TOKYO -- Investors around the globe are hunting for companies that aim to solve the world's food problems with technology, and corporate efforts to reduce food waste offer a juicy opportunity.
Solutions developed in Japan include the use of mold to keep tuna fresh, as well as a sheet made from dried vegetables that can remain edible for two years. Interest in food tech has spiked following the success of Beyond Meat, a U.S. company that makes patties and sausages from soybeans and other plant-based ingredients. The business listed on the Nasdaq in May and now trades at triple its initial closing price.
"Fish and shellfish that sushi restaurants used to throw away in one day can be used for about a week," Mikio Atobe, president of Kawasaki-based Meat Epoch, told the Nikkei.
The secret is in an aging sheet laced with mold spores that are harmless to humans. This product triples the aging speed of food while blocking out bacteria that cause food to go bad.

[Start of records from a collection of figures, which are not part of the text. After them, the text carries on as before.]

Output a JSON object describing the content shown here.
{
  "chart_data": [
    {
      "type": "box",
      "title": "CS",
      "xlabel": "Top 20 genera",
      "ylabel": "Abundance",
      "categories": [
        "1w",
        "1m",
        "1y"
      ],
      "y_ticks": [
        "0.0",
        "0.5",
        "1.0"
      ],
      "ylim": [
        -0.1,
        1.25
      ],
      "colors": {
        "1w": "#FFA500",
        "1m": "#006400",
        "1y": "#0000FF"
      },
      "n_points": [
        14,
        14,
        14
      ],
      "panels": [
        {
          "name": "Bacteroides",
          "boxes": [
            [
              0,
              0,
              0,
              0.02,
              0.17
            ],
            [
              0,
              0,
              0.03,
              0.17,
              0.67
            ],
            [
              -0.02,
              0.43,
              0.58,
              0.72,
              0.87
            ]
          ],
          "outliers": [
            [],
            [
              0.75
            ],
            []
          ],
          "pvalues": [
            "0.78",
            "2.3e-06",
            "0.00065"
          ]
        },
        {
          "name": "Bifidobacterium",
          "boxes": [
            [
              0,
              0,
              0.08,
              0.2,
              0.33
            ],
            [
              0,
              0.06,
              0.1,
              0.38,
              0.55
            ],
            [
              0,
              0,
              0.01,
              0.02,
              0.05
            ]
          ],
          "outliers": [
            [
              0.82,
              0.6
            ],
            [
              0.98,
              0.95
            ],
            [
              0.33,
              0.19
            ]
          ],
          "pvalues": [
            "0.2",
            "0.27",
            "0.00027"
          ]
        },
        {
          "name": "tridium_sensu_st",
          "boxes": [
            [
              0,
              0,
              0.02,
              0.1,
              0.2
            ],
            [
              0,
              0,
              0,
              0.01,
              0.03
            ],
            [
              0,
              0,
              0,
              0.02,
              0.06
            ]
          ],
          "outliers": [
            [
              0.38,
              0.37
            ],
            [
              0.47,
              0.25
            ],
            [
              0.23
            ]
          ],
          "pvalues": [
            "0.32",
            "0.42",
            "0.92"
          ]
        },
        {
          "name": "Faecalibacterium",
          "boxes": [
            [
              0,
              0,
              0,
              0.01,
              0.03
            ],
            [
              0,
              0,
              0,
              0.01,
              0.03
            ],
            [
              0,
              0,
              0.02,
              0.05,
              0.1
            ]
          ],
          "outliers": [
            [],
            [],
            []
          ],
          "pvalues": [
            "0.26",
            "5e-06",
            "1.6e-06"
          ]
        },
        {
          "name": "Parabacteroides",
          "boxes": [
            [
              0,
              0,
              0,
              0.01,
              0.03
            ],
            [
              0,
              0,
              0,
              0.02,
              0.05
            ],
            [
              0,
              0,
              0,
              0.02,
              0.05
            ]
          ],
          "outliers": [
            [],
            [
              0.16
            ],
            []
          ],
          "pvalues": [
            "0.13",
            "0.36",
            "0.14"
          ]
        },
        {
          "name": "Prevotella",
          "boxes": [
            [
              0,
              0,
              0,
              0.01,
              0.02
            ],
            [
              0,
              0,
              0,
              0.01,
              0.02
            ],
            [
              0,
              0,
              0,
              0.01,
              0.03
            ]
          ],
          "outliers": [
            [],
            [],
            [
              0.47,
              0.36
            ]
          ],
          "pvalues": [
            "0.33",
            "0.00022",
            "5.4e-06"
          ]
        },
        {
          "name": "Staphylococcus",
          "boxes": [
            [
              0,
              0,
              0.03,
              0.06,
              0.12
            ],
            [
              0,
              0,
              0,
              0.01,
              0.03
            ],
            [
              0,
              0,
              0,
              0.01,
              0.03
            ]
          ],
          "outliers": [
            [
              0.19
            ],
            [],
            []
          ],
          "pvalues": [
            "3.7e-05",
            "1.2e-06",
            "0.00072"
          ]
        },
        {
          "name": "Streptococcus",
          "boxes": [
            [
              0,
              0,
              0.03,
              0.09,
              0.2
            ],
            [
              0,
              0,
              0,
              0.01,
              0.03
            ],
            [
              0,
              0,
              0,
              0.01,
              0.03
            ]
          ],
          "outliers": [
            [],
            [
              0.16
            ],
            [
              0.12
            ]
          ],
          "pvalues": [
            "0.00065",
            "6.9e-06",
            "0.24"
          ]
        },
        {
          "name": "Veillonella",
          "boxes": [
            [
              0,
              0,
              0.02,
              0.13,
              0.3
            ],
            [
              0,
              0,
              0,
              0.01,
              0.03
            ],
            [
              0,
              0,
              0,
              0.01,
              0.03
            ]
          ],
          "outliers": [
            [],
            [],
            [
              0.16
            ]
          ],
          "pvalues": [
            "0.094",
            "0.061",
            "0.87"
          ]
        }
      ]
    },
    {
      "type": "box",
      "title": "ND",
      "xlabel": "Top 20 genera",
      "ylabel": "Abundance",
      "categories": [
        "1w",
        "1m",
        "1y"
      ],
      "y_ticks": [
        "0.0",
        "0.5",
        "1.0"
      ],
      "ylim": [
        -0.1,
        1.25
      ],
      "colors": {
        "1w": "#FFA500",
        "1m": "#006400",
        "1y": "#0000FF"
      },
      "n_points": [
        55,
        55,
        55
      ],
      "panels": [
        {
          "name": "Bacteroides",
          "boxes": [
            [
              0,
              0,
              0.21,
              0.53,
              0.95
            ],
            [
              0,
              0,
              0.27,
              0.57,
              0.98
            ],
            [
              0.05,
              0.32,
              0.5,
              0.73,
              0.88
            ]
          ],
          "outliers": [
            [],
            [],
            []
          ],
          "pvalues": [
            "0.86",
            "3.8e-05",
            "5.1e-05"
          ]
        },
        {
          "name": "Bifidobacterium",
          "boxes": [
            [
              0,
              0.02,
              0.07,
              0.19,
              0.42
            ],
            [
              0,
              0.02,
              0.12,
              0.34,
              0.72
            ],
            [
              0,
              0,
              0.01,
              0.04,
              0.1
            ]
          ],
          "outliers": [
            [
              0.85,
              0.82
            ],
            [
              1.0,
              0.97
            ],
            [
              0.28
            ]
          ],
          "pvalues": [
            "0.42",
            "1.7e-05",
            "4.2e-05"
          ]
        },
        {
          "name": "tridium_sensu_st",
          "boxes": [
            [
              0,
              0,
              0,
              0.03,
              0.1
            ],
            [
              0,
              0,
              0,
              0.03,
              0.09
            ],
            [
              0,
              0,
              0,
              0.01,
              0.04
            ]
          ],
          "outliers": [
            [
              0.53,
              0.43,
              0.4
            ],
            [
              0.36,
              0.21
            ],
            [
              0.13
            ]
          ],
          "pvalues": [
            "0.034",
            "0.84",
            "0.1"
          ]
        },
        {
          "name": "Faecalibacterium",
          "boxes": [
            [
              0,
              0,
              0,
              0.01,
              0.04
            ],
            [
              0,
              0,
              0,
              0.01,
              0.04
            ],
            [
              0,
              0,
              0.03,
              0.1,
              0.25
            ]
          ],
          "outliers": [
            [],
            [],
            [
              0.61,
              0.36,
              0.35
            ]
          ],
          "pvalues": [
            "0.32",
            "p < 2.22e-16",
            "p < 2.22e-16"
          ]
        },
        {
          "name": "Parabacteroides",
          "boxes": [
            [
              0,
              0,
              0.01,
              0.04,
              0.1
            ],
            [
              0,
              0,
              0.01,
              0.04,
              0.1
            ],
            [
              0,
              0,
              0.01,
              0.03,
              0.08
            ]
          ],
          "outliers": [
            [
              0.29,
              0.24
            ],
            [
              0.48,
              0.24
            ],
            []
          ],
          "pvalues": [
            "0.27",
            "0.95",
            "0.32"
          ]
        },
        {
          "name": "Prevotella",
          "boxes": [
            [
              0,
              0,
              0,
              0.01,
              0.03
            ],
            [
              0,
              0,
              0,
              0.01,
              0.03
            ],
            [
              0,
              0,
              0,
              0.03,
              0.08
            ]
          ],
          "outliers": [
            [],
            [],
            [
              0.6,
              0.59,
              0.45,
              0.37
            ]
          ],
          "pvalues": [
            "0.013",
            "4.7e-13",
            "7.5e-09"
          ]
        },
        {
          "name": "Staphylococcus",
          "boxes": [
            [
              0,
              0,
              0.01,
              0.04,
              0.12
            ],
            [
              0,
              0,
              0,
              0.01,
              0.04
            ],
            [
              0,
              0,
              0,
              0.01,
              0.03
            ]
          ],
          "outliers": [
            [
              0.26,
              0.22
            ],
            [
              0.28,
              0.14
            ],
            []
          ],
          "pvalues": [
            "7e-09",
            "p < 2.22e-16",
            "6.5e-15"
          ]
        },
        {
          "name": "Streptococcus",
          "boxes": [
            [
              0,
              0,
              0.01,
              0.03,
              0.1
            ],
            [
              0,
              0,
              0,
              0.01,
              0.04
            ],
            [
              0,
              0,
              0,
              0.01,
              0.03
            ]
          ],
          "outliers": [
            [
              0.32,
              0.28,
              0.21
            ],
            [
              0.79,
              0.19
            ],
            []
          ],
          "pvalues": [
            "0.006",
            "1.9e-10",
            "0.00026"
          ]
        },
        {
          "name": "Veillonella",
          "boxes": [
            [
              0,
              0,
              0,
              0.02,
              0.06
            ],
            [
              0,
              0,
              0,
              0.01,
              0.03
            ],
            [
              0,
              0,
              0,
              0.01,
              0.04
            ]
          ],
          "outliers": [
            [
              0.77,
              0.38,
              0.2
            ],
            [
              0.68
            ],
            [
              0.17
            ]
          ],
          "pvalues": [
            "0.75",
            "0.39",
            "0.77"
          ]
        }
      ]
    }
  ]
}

Wrapped in the aging sheet, tuna can go 20 days without decaying.
"Not only does it prevent spoilage, it improves the taste," said the head of a seafood wholesaler, speaking in front of a freezer containing bluefin tuna caught more than a week earlier. The Tokyo-based company wraps the fish in the aging sheets and lets them sit for about three weeks before delivering them to upscale supermarkets and restaurants.
Meat Epoch, which already sells the sheets for aging meat and fish, intends to offer them as a food-preservation product starting as early as this year.
Food tech has spread from meat to fish to vegetables. Isle, based in Nagasaki Prefecture, developed plant-based sheets using production technologies for nori, or dried seaweed sheets. Its Vegheet comes in five varieties, including carrots and spinach. The company has come up with more than 200 recipes, including rolls made by wrapping ingredients with Vegheet.
General merchandiser Ito-Yokado began selling Vegheet last year. Isle will double production next month to 30,000 sheets a day, and is testing 25 flavors.
"Many imperfect vegetables are thrown away," Isle CEO Keisuke Soda said. "Producers will be able to increase their income if they use those for Vegheet."
This industry involves more than extending the life of food to reduce waste. Integriculture looks to produce artificial meat, with an eye on the growing demand for food worldwide. The Tokyo-based company plans first to make foie gras by culturing the liver cells of geese.
"We aim to launch sales in the first half of the 2020s," President Yuki Hanyu said.
Integriculture plans to begin joint research with major meatpacker NH Foods to lower production costs. They will combine the former's proprietary cell-culturing system with the latter's know-how on the production of meat products.
Outside Japan, upscale American supermarket chain Whole Foods Market began carrying Beyond Meat's patties and other products in 2016. Beyond Meat's business of offering an alternative source of protein looks promising to many investors amid a growing global population.
In April, U.S.-based Impossible Foods said that fast food chain Burger King will serve its plant-based patties.
Startups have sprouted worldwide on hopes for an expanding market. Israel-based Aleph Farms aims to commercialize cell-grown meat, and similar endeavors are taking place in the Netherlands.
"The number of food-tech-related venture capital firms in the U.S. has increased to more than 200," said Hirotaka Tanaka at consulting firm Sigmaxyz.